The rule clarifies requirements for the reporting and returning of self‑identified overpayments. Health care providers and suppliers have been and will continue to be subject to potential False Claims Act (FCA) liability, Civil Monetary Penalties Law (CMPL) liability, and exclusion from federal health care programs for failure to report and return an overpayment.
The major provisions of this final rule include clarifications around: the meaning of overpayment identification; the required look back period for overpayment identification; and the methods available for reporting and returning identified overpayments to CMS.

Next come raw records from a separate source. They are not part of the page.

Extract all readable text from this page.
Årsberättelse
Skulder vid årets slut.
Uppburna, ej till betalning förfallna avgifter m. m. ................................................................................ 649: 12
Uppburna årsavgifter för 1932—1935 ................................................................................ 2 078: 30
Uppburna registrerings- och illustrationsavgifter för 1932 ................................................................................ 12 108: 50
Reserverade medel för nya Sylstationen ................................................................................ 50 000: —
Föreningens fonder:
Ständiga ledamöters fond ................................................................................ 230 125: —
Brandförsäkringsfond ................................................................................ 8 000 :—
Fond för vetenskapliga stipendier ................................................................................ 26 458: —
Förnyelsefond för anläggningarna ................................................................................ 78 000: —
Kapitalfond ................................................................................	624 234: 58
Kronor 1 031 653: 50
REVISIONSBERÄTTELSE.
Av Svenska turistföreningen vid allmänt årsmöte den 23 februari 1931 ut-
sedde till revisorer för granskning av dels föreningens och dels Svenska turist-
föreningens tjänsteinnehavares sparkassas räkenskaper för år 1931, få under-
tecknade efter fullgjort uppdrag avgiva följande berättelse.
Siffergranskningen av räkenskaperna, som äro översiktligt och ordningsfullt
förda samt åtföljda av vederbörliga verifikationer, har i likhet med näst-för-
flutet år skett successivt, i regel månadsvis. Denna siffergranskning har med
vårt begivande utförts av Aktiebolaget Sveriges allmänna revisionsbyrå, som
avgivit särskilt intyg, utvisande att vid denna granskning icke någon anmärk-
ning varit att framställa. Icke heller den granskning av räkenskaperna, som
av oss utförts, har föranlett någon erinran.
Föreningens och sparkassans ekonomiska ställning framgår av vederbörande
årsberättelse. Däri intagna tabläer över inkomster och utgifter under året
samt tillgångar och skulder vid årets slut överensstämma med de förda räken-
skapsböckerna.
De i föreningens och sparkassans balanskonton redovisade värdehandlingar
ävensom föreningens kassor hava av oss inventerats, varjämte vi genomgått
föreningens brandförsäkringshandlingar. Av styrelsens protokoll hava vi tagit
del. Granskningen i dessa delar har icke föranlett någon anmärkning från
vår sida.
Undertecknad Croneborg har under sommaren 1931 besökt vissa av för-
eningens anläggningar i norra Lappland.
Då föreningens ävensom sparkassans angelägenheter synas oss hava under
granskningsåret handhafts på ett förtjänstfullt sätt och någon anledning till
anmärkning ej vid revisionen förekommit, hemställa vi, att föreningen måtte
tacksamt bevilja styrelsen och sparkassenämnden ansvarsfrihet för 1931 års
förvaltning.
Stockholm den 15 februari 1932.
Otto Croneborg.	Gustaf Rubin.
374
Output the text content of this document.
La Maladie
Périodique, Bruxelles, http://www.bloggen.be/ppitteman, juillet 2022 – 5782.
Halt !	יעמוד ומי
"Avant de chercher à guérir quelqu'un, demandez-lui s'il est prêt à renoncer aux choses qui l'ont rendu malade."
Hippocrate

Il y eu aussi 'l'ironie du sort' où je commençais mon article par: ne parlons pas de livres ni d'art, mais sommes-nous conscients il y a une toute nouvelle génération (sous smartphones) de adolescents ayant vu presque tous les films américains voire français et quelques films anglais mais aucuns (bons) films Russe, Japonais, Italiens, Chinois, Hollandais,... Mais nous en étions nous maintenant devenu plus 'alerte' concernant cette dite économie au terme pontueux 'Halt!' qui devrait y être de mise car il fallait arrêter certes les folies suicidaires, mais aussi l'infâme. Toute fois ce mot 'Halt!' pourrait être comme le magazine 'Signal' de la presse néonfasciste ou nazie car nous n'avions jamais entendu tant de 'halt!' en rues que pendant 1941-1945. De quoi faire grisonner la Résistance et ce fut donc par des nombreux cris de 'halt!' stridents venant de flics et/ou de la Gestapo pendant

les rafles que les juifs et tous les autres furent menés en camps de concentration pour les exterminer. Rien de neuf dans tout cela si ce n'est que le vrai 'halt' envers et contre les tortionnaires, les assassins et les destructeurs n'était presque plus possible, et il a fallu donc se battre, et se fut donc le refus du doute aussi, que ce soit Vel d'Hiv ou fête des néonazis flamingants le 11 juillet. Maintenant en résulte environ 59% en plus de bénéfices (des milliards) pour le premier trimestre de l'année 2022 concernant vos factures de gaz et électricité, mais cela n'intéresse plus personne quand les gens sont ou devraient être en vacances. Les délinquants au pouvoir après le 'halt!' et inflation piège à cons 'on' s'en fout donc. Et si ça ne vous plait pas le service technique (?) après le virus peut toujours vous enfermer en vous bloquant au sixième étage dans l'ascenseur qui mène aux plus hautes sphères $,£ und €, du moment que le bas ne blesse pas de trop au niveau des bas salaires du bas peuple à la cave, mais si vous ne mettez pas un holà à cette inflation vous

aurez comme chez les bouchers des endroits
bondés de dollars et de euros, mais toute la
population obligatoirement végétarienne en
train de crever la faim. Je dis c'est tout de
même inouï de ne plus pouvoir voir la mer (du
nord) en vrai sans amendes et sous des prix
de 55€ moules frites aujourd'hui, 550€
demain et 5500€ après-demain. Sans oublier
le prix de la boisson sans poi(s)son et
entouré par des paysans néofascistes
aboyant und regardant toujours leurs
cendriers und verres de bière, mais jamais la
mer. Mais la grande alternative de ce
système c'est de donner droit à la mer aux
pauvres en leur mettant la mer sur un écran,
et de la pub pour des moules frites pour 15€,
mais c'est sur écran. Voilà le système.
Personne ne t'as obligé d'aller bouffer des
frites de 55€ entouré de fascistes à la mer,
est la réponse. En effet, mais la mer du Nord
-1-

An overpayment must be reported and returned by the later of: (i) the date which is 60 days after the date on which the overpayment was identified; or (ii) the date any corresponding cost report is due, if applicable. This final rule states that a person has identified an overpayment when the person has or should have, through the exercise of reasonable diligence, determined that the person has received an overpayment and quantified the amount of the overpayment.
In the rule, CMS finalized a look back period of 6 years, rather than the proposed 10 years, for reporting and returning overpayments.
Providers and suppliers must use an applicable claims adjustment, credit balance, self‑reported refund, or another appropriate process to satisfy the obligation to report and return overpayments. In addition, if a health care provider or supplier has reported a self-identified overpayment to either the CMS or the Office of the Inspector General (OIG) using the Self-Referral Disclosure Protocol, the provider or supplier is considered to be in compliance with the provisions of this rule as long as they are actively engaged in the respective protocol.
Home health and hospice providers raised concerns with the proposed rule regarding the rule's effect on the hospice annual cap, the home health outlier revenue cap, and requests for anticipated payments (RAPs). Hospices and home health agencies have no way of knowing whether they have received a cap overpayment, or the amount, until they are notified by the MAC. CMS clarified in the rule that hospice and home health cap determinations are made at the end of the year and it is possible that the provider may not be aware of the cap status until their MAC calculates the final cap amount. Therefore, the provider is not responsible to report and refund the overpayment until they have received the cap determination from their MAC. There can be no applicable reconciliation until the final cap amount is determined.
CMS also clarified that overpayments as a result of PIP payments would be reported and returned at the time the initial cost report is due. There is no applicable reconciliation until the PIP payments are dealt with in the cost report process. However, if a provider is aware that their PIP payment may not be accurate, they should continue with normal business practices and inform its MAC of the issue.
The National Association for Home Care & Hospice will continue to evaluate the final rule and provide any additional analysis specific to home health and hospice providers.